Stonehenge, Animal Tales, and The Somme (Blog Entry, 1 July 2016)
Two bits of news: Christopher Pankhurst has offered a generally positive review of William Fortyhands at the Counter-Currents website. I think the review is fair, and it is true that there may be too many theoretical interpolations, but that is what I was aiming for very deliberately, as I explained in the Acknowledgments. But I am pleased that he finds my explanation “plausible”: at this point however I reiterate my main point, which is that we would better served to look at Shakespeare’s known writing contemporaries rather than to attribute supernatural powers to the Bard or to go digging around for some Earl or other who secretly wrote the plays start to finish in his private study.

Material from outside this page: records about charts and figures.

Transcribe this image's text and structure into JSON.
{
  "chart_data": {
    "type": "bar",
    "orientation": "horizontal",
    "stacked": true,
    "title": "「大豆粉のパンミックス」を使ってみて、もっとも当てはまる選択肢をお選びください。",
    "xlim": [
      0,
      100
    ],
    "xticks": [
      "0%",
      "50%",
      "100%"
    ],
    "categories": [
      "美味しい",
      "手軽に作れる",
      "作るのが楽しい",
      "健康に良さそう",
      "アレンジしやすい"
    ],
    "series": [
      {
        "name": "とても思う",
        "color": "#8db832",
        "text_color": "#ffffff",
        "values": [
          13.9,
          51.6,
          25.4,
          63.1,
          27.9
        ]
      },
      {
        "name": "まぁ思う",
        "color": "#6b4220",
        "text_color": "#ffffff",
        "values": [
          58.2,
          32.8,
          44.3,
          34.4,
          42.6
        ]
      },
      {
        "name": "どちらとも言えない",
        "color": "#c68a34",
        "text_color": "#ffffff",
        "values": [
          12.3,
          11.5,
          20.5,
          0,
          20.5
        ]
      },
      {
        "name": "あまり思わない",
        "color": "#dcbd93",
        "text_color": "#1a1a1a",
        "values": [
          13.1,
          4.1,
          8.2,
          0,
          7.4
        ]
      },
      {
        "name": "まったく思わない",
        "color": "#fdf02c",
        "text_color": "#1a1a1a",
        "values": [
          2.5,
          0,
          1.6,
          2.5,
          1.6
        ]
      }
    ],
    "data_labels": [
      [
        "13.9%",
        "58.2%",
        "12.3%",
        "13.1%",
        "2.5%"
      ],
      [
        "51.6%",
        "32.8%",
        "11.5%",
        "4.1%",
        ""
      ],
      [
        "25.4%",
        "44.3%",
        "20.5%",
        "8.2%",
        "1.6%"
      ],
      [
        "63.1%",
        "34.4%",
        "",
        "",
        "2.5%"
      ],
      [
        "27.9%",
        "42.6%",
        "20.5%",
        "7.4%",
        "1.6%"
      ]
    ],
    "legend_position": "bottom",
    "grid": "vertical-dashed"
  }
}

One criticism leveled concerns the notoriety of Shakespeare: If I am right, Shakespeare was wise enough to understand that by branding his productions he could gain common currency that much faster, but while it is self-evident that he was the prime mover for his theater company, and is remembered as such, the dearth of literary remains, along with the surfeit of talented writers only too willing to put together a play script leads to certain conclusions. Not to mention the absence of any memory about the time Shakespeare went down to the Mermaid to get the low down on falconry for a few lines in Othello ……

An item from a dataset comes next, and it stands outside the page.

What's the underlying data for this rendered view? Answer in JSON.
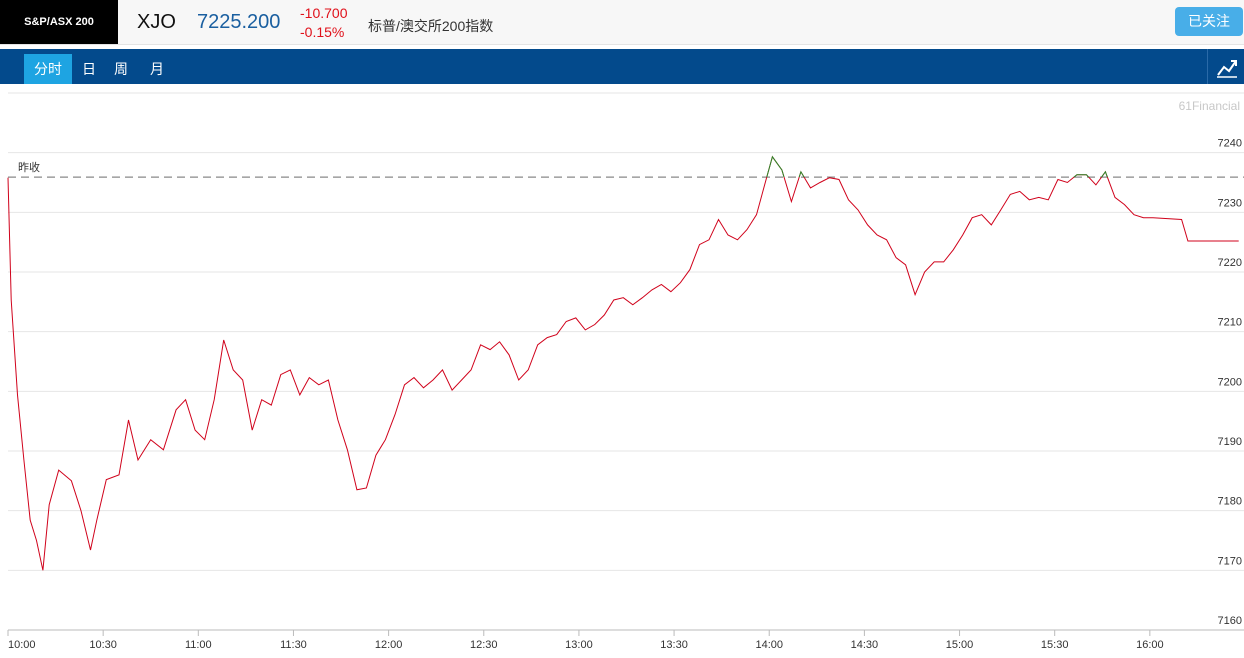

The other bit of news concerns a new book, that seeks to decipher Stonehenge as a memory palace plus animal stories. Since, as it happens, Stonehenge and animal folktales play a certain role in Fortyhands, I was a bit alarmed as to where this argument would be going, but as with many serendipitous discoveries, it looks like this one is merely happenstance. What sticks in my mind is that, if Stonehenge was meant to be a mnemonic device for remembering folklore or ethics or construction techniques, it seems remarkable that while Stonehenge was built to remember, whatever it was that was meant to be remembered has been forgotten, while Stonehenge still stands. But we should take Lynne Kelly’s theory as it stands, and she what she does with it.
Finally, I should note that today is the centennial of the Battle of the Somme, in which some 60,000 casualties were taken by the British in one day. In Memoriam!